A descoberta fundamental, que revolucionou o conceito do ser humano, foi a percepção do verdadeiro significado do trabalho, e conseqüentemente o das relações sociais dele decorrentes, para a qualificação da essência do homem. Até então vigoravam ou as absurdas e humilhantes concepções teológicas, como a que sentenciava: "comerás o pão com o suor do teu rosto", onde se reflete o conceito do trabalho como castigo divino, corno condenação infligida ao homem pelo suposto "pecado original"; ou as concepções sociológicas dos criadores das teorias capitalistas e imperialistas, segundo as quais a divisão da humanidade em trabalhadores explorados e aproveitadores afortunados e ociosos representa um fato material, resultante de leis imutáveis do desenvolvimento da humanidade. Foi preciso que a própria classe trabalhadora encontrasse os intérpretes dos seus legítimos interesses, para que estas aviltantes e perversas concepções fossem denunciadas e substituí• das pela verdadeira teoria da realidade humana.

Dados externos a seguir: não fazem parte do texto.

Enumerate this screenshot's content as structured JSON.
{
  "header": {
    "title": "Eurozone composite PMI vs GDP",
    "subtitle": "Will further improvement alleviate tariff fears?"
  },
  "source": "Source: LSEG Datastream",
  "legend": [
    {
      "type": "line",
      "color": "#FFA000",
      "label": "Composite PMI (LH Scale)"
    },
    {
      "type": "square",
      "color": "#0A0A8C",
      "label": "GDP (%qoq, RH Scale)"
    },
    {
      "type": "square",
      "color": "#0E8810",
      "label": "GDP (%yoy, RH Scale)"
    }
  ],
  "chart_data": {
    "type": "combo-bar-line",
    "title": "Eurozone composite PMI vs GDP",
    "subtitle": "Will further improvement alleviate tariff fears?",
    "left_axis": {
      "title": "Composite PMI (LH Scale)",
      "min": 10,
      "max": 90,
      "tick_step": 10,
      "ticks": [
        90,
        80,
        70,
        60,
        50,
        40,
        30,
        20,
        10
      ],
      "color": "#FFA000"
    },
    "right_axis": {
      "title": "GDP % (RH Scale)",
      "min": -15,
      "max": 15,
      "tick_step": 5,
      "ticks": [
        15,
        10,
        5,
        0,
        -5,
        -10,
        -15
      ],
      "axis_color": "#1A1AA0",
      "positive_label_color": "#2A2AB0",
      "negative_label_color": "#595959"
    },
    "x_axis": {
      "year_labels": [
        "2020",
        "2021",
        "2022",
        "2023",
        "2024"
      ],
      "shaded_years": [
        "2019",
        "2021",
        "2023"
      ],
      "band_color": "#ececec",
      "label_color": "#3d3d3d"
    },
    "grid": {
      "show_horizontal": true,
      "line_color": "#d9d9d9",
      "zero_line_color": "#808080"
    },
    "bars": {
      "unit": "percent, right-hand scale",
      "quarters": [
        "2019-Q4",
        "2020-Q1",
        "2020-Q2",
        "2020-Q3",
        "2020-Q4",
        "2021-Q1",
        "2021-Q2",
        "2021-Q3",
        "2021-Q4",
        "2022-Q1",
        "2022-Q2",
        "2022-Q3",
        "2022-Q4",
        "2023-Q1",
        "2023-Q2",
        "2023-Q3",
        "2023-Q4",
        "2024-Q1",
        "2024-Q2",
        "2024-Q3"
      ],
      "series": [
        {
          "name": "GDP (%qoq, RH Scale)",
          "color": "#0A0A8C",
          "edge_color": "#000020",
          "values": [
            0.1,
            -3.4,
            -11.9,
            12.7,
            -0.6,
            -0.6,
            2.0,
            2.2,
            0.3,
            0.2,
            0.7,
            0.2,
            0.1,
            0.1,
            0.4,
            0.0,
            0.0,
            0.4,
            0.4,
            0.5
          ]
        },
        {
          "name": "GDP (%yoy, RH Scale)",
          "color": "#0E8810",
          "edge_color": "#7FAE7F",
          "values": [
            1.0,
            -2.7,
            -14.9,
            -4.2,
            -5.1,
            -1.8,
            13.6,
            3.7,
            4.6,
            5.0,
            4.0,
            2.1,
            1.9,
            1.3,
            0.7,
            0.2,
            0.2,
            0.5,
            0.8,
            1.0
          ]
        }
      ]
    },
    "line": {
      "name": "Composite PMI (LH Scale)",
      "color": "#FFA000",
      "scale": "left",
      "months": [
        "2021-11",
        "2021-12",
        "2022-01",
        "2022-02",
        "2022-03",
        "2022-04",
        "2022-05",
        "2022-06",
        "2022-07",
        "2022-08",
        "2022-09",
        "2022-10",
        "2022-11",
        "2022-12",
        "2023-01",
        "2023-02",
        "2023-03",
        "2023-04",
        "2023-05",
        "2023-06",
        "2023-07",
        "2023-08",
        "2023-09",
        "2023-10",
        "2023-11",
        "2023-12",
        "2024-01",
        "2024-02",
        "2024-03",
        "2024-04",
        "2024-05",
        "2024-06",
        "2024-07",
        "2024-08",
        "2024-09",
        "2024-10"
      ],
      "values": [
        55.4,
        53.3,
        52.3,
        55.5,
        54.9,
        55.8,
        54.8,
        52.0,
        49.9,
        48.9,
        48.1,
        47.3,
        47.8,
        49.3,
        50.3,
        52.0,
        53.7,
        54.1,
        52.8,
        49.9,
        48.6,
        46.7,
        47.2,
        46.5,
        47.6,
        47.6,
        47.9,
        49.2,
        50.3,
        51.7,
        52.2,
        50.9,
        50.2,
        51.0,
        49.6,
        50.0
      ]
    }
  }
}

Só este merece ser chamado de "humanismo", este conceito tão importante mas ao mesmo tempo tão propositadamente confundido pelos ideólogos das classes dominantes.

O propósito fundamental dos pensadores que intencionalmente desejam mistificar a consciência das massas mediante teorias errôneas, interesseiras e desviadoras, está em impedi-las de compreender a atual divisão da sociedade capitalista em "ricos" e "pobres", e de descobrir porque se instalou e ainda vigora tal diferença social. Na raiz de todas as teorias enganadoras encontra-se o desejo de ocultar ao povo em geral a origem e a causa da situação privilegiada de que goza essa minúscula minoria que compõe os denominados "ricos". Para o povo, porém, o que importa acima de tudo é saber quem são os ricos e por que se tornaram ricos.